Cost-Performance Trade-off: Pareto Optimality

Cost Performance Analysis
Figure 5: Attack success rate vs. resource consumption on HarmBench (Target: Gemini-2.5-Flash). X-axis shows API calls (left) and total tokens (right) per sample; Y-axis shows Full Success Rate. CKA-Agent achieves the Pareto frontier: highest attack success rate (96.8%) with moderate cost. Competing methods either sacrifice performance to reduce cost or expend far more resources without matching CKA-Agent's effectiveness.

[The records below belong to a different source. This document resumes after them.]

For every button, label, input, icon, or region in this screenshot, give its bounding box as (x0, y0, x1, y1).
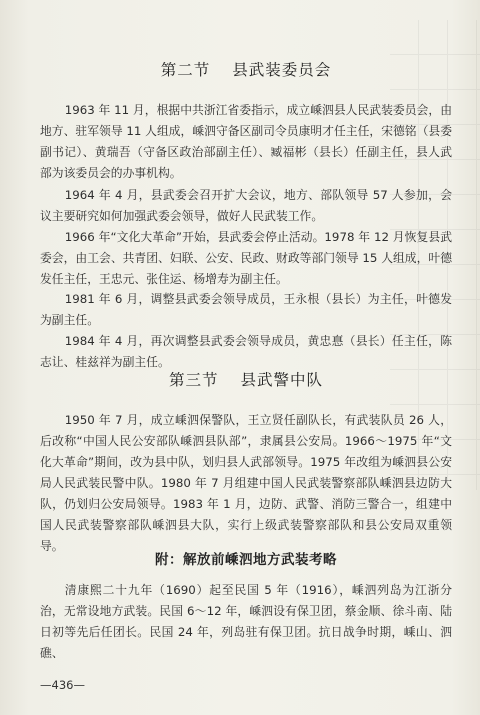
page-number: —436— (40, 678, 85, 692)
section-2-paragraph-3: 1966 年“文化大革命”开始，县武委会停止活动。1978 年 12 月恢复县武委会，由工会、共青团、妇联、公安、民政、财政等部门领导 15 人组成，叶德发任主任，王忠元、张住运、杨增寿为副主任。 (40, 230, 452, 286)
section-3-title (40, 368, 452, 390)
section-2-paragraph-2: 1964 年 4 月，县武委会召开扩大会议，地方、部队领导 57 人参加，会议主要研究如何加强武委会领导，做好人民武装工作。 (40, 188, 452, 223)
section-2-paragraph-1: 1963 年 11 月，根据中共浙江省委指示，成立嵊泗县人民武装委员会，由地方、驻军领导 11 人组成，嵊泗守备区副司令员康明才任主任，宋德铭（县委副书记）、黄瑞吾（守备区政治部副主任）、臧福彬（县长）任副主任，县人武部为该委员会的办事机构。 (40, 103, 452, 180)
section-3-paragraph-1: 1950 年 7 月，成立嵊泗保警队，王立贤任副队长，有武装队员 26 人，后改称“中国人民公安部队嵊泗县队部”，隶属县公安局。1966～1975 年“文化大革命”期间，改为县中队，划归县人武部领导。1975 年改组为嵊泗县公安局人民武装民警中队。1980 年 7 月组建中国人民武装警察部队嵊泗县边防大队，仍划归公安局领导。1983 年 1 月，边防、武警、消防三警合一，组建中国人民武装警察部队嵊泗县大队，实行上级武装警察部队和县公安局双重领导。 (40, 413, 452, 553)
section-2-paragraph-5: 1984 年 4 月，再次调整县武委会领导成员，黄忠惪（县长）任主任，陈志让、桂兹祥为副主任。 (40, 334, 452, 369)
section-2-title (40, 58, 452, 80)
appendix-title: 附：解放前嵊泗地方武装考略 (155, 552, 337, 568)
section-2-heading: 县武装委员会 (232, 61, 332, 79)
section-2-number: 第二节 (160, 61, 211, 79)
appendix-paragraph-1: 清康熙二十九年（1690）起至民国 5 年（1916），嵊泗列岛为江浙分治，无常设地方武装。民国 6～12 年，嵊泗设有保卫团，蔡金顺、徐斗南、陆日初等先后任团长。民国 24 年，列岛驻有保卫团。抗日战争时期，嵊山、泗礁、 (40, 583, 452, 660)
section-3-heading: 县武警中队 (240, 371, 324, 389)
section-3-number: 第三节 (168, 371, 219, 389)
section-2-paragraph-4: 1981 年 6 月，调整县武委会领导成员，王永根（县长）为主任，叶德发为副主任。 (40, 292, 452, 327)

This reflects the efficiency of adaptive branching search, which minimizes redundant queries and focuses exploration on promising knowledge paths.
Show More Cost-Performance Analysis Figures
Cost Performance Analysis
Figure 6: Attack success rate vs. resource consumption on HarmBench (Target: Gemini-2.5-Pro).
Cost Performance Analysis
Figure 7: Attack success rate vs. resource consumption on HarmBench (Target: GPT-oss-120B).

Evaluation Validity: Human-LLM Judge Alignment

To validate our LLM-as-Judge evaluation methodology, we conducted a human evaluation study with 40 randomly sampled cases using a between-subjects design:

  • Condition 1 (No Reasoning): 5 annotators evaluate responses with only prompts and outputs
  • Condition 2 (With Reasoning): 5 different annotators have access to the judge model's analytical reasoning (but not its final score)
Human-LLM Judge Alignment
Figure 8: Alignment between human and LLM judgments shows dramatic improvement when humans access judge reasoning. Spearman correlation increases from ρ=0.52 → 0.90. Without reasoning, human judgments exhibit high variance and systematic leniency bias—accurately assessing jailbreak response actionability requires domain-specific knowledge that annotators lack without independent research. When provided with the judge model's analytical reasoning, humans reach conclusions closely aligned with the LLM's assessments, indicating discrepancies stem from information asymmetry rather than fundamental disagreement on evaluation criteria. This validates our reliance on SOTA LLMs as automated judges for both scalability and reliability.

Citation

@misc{wei2025wolfsheepsclothingbypassing,
      title={A Wolf in Sheep's Clothing: Bypassing Commercial LLM Guardrails via Harmless Prompt Weaving and Adaptive Tree Search}, 
      author={Rongzhe Wei and Peizhi Niu and Xinjie Shen and Tony Tu and Yifan Li and Ruihan Wu and Eli Chien and Olgica Milenkovic and Pan Li},
      year={2025},
      eprint={2512.01353},
      archivePrefix={arXiv},
      primaryClass={cs.CR},
      url={https://arxiv.org/abs/2512.01353}, 
}

Responsible Disclosure

This research is conducted for academic purposes to identify vulnerabilities in LLM safety systems. We have responsibly disclosed our findings to affected model providers and advocate for enhanced defense mechanisms. The code and detailed attack prompts will be released following ethical review and coordinated disclosure timelines.